Es fehlt noch die Nummer 10. Als Schlussstein der Sammlung, meine ich, darf es ein einziger Duft aus der Kategorie "teure Nischendüfte" sein. Diesen lassen wir uns zwecks Einhaltung des Budgets zu Weihnachten oder Geburtstag von einer Großmutter, Tante oder anderen geeigneten Person mit ausreichender finanzieller Durchschlagkraft schenken. Dabei wäre ein 500- oder 1000-Öre-Duft unangemessen, wie ich finde. Nicht nur, weil wir gegenüber der Großmutter nicht gierig erscheinen wollen, sondern auch, weil so vollkommen übertrieben teure Düfte mir außer für Jungscheichs und für Kriminelle sowieso nicht so ganz passend für Menschen in ihren frühen Zwanzigern scheinen. Wir sollten eher die Preisklasse zwischen 150 und 350 Euro je 100-ml-Flakon anpeilen, wobei wir gerne auch - soweit existierend - einen etwas billigeren (leider sind die ja immer nur ETWAS billiger) 50- oder 30-ml-Flakon auf die Wunschliste setzen können.

Die Nischenmarken dieser Preisklasse sind Legion, von jeder Marke gibt es etliche Düfte und in einem Forum wie Parfumo hat jede Marke und jeder Einzelduft Dutzende bis Tausende von Liebhabern und Hassern. Deshalb, und damit dieser Blog auch mal endet, will ich gar nicht erst zur Einleitung meine ganze Zehner-Shortlist präsentieren oder sorgfältig alle möglichen denkbaren Richtungen gegeneinander abwägen, sondern ziemlich schnell zur Sache kommen, denn ich kann es hier niemandem recht und es daher sowieso nur falsch machen.

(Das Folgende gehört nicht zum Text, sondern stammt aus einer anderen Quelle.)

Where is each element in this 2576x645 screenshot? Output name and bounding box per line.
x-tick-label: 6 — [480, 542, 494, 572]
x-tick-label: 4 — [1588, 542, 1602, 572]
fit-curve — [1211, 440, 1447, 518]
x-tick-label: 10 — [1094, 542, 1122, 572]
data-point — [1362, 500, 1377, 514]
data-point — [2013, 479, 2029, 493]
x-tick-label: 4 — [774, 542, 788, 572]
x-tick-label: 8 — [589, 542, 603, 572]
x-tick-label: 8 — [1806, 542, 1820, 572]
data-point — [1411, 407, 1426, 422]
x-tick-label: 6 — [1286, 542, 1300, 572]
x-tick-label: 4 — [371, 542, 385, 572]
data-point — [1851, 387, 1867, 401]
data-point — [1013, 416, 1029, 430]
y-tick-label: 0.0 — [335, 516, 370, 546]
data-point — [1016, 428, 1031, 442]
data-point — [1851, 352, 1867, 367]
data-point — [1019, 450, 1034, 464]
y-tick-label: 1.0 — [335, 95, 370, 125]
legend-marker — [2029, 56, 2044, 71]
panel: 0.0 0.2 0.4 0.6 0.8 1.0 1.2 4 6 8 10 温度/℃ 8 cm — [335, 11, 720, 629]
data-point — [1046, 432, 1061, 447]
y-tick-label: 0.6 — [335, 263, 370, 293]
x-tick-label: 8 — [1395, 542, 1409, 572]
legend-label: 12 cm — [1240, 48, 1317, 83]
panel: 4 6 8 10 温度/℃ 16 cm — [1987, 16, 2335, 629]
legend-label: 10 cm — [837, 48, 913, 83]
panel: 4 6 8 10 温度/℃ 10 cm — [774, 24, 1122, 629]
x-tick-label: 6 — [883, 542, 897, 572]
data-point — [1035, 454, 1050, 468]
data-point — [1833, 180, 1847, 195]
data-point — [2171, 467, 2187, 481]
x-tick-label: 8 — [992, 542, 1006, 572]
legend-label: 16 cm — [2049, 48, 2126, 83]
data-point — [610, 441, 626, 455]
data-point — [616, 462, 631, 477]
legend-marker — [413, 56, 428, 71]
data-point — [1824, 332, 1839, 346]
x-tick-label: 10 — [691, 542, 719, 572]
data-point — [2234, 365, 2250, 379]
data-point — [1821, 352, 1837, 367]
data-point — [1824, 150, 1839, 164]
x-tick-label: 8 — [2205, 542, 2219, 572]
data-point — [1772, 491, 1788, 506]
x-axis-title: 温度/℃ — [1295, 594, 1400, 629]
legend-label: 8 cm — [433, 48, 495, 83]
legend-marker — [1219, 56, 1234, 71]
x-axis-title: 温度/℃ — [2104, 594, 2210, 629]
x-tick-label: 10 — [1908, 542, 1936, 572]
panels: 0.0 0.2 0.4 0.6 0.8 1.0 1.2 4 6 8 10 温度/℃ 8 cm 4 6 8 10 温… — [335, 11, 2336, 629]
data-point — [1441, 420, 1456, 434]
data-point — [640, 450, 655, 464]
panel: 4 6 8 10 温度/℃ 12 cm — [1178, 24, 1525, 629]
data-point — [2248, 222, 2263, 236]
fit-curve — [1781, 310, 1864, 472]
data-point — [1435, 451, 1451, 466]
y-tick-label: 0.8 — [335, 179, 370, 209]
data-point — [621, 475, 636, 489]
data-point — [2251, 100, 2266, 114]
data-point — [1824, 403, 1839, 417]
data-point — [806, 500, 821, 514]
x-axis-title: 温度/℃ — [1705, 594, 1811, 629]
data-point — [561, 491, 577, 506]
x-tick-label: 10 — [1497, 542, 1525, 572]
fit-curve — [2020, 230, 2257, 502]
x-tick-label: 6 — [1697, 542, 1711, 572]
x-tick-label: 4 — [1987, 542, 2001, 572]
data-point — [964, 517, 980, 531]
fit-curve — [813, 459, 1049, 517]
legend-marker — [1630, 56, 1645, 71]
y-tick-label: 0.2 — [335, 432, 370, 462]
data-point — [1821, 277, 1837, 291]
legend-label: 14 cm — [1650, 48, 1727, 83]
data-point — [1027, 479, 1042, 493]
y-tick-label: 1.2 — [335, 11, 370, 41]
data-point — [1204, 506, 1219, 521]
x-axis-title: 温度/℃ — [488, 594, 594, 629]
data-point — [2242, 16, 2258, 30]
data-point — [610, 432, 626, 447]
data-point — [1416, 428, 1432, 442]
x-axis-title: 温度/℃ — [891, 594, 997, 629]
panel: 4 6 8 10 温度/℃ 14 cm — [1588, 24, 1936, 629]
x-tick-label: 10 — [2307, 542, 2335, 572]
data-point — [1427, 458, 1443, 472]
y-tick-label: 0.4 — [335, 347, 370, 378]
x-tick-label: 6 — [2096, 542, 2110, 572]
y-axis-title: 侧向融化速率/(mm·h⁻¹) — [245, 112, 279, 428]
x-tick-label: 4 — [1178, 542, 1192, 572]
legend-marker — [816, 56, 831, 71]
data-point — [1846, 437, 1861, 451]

Zur Einleitung nur so viel: Wer das Risiko scheut, mag einen Duft von Creed oder Tom Ford wählen (gewissermaßen als Inbegriffe der Nobel-Mainstream-Nische). Mir liegen die beiden Marken generell nicht so, aber wenn jemand meint, dass bei den bisherigen neun Düften die Richtung "frische zitrische Sommerdüfte mit italienischem Charme" für seinen Geschmack noch zu unterrepräsentiert war, der könnte zu Tom Fords "Mandarino di Amalfi" greifen. Ein Ausnahmeduft, wie ich finde, und man besitzt, wenn man denn so statusorientiert ist, einen Tom Ford. Wer auf der anderen Seite die lokalen, eher unbekannten Düfte zu schätzen weiß und Harry noch nicht Berlin genug ist, der kann es mit einer der Kreationen aus dem Hause Urban Scents, einer deutsch-französisch-österreichischen Kleinunternehmung mit großem Zauber und Sitz in Berlin versuchen. Hier würde ich einen der dunkleren Düfte, namentlich Singular Oud, Dark Vanilla oder Sensual Blend bevorzugen wollen, der Ausgewogenheit des Gesamtsortiments willen.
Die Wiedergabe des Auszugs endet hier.